Contexte de l'affaire
Une salariée, placée en arrêt maladie non professionnelle puis licenciée pour inaptitude, conteste la rupture de son contrat.
En appel, après ses premières conclusions, elle ajoute, en s’appuyant sur les arrêts du 13 septembre 2023, une nouvelle demande de paiement d’une indemnité de congés payés qu’elle estime avoir acquis pendant sa période d’arrêt maladie non professionnelle.
Face à l’exigence de concentration des demandes en appel, la salariée soutient que le changement de jurisprudence constitue précisément un tel élément nouveau.
La cour d’appel lui donne raison, en considérant que la modification du régime juridique applicable peut être analysée comme la révélation d’un fait juridique.
La Cour de cassation casse l’arrêt d’appel.
Selon elle, la décision du 13 septembre 2023 n’a pas créé une situation juridique nouvelle, mais s’est bornée à tirer les conséquences du droit de l’Union européenne déjà applicable.
Dès lors, ce revirement ne saurait être assimilé à un fait nouveau permettant de contourner l’exigence de concentration des demandes en appel.
Il en résulte qu’une évolution jurisprudentielle, aussi significative soit-elle, n’ouvre pas automatiquement la possibilité d’introduire une prétention supplémentaire dans une procédure d’appel déjà engagée.
En d’autres termes, si le droit à congés payés pendant l’arrêt maladie est désormais acquis sur le fond, il ne peut être invoqué à tout moment sur le terrain procédural.
Questions posées par l’arrêt
Est ce qu’un salarié déjà en litige avec son employeur peut ajouter en appel une prétention nouvelle fondée sur une évolution jurisprudentielle intervenue après ses premières conclusions ?
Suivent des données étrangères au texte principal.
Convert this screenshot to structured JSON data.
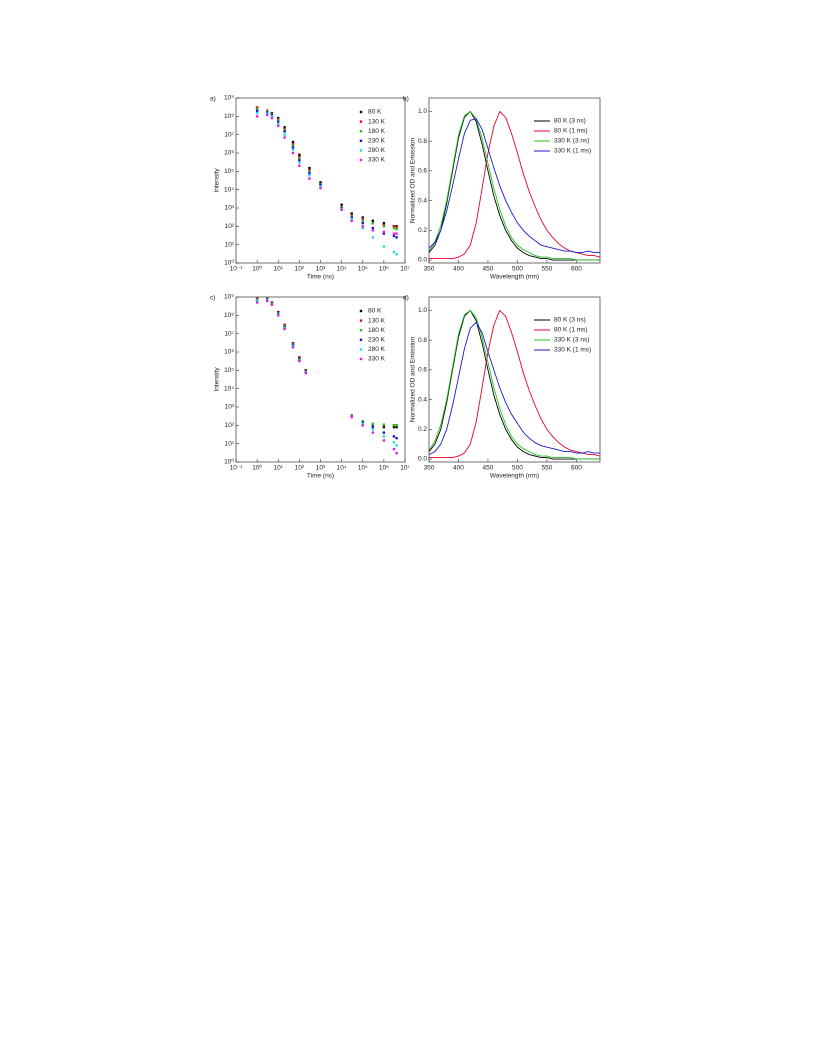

Une évolution jurisprudentielle constitue-t-elle un « fait nouveau » permettant de déroger à l’interdiction des demandes nouvelles ?
Points clé apportés par la Cour de cassation
La question posée à la Cour de cassation dans cet arrêt est la recevabilité d’une nouvelle demande en cours de procédure d’appel.
La Cour rappelle un principe fondamental de procédure civile :
les parties doivent présenter l’ensemble de leurs prétentions dès leurs premières conclusions d’appel. Les nouvelles demandes sont donc, en principe, irrecevables.
Seules sont recevables ensuite celles répondant à une pièce adverse ou provenant d’un fait nouveau au sens strict (événement factuel ou intervention d’un tiers).
Il n’est donc pas possible, sauf exception, d’introduire ultérieurement une nouvelle demande. La procédure est très encadrée.
La question s’est donc posée de savoir si l’évolution de la jurisprudence sur l’acquisition des congés payés permettaient aux parties de rajouter de nouvelles prétentions en cours de procédure.
La réponse de la Cour de cassation est non.
Certes, l’arrêt du 13 septembre 2023 (Cass. soc., 13 sept. 2023 n° 22-17.340), a marqué un tournant jurisprudentiel majeur en matière de congés payés et de maladie en reconnaissant, conformément au droit de l’Union européenne, l’acquisition de congés payés pendant les arrêts maladie non professionnelle.
Cependant, pour la Cour, une évolution jurisprudentielle, ne modifie pas les données juridiques du litige » et ne constitue pas la « survenance ou révélation d’un fait » permettant de rendre recevable une prétention nouvelle.
Par conséquent, la demande de congés payés formée après les premières conclusions d’appel est irrecevable et un salarié engagé dans une procédure d’appel avant septembre 2023, et ayant déjà déposé ses premières conclusions, ne peut pas ajouter après coup une demande d’indemnisation de congés payés au titre d’une maladie non professionnelle.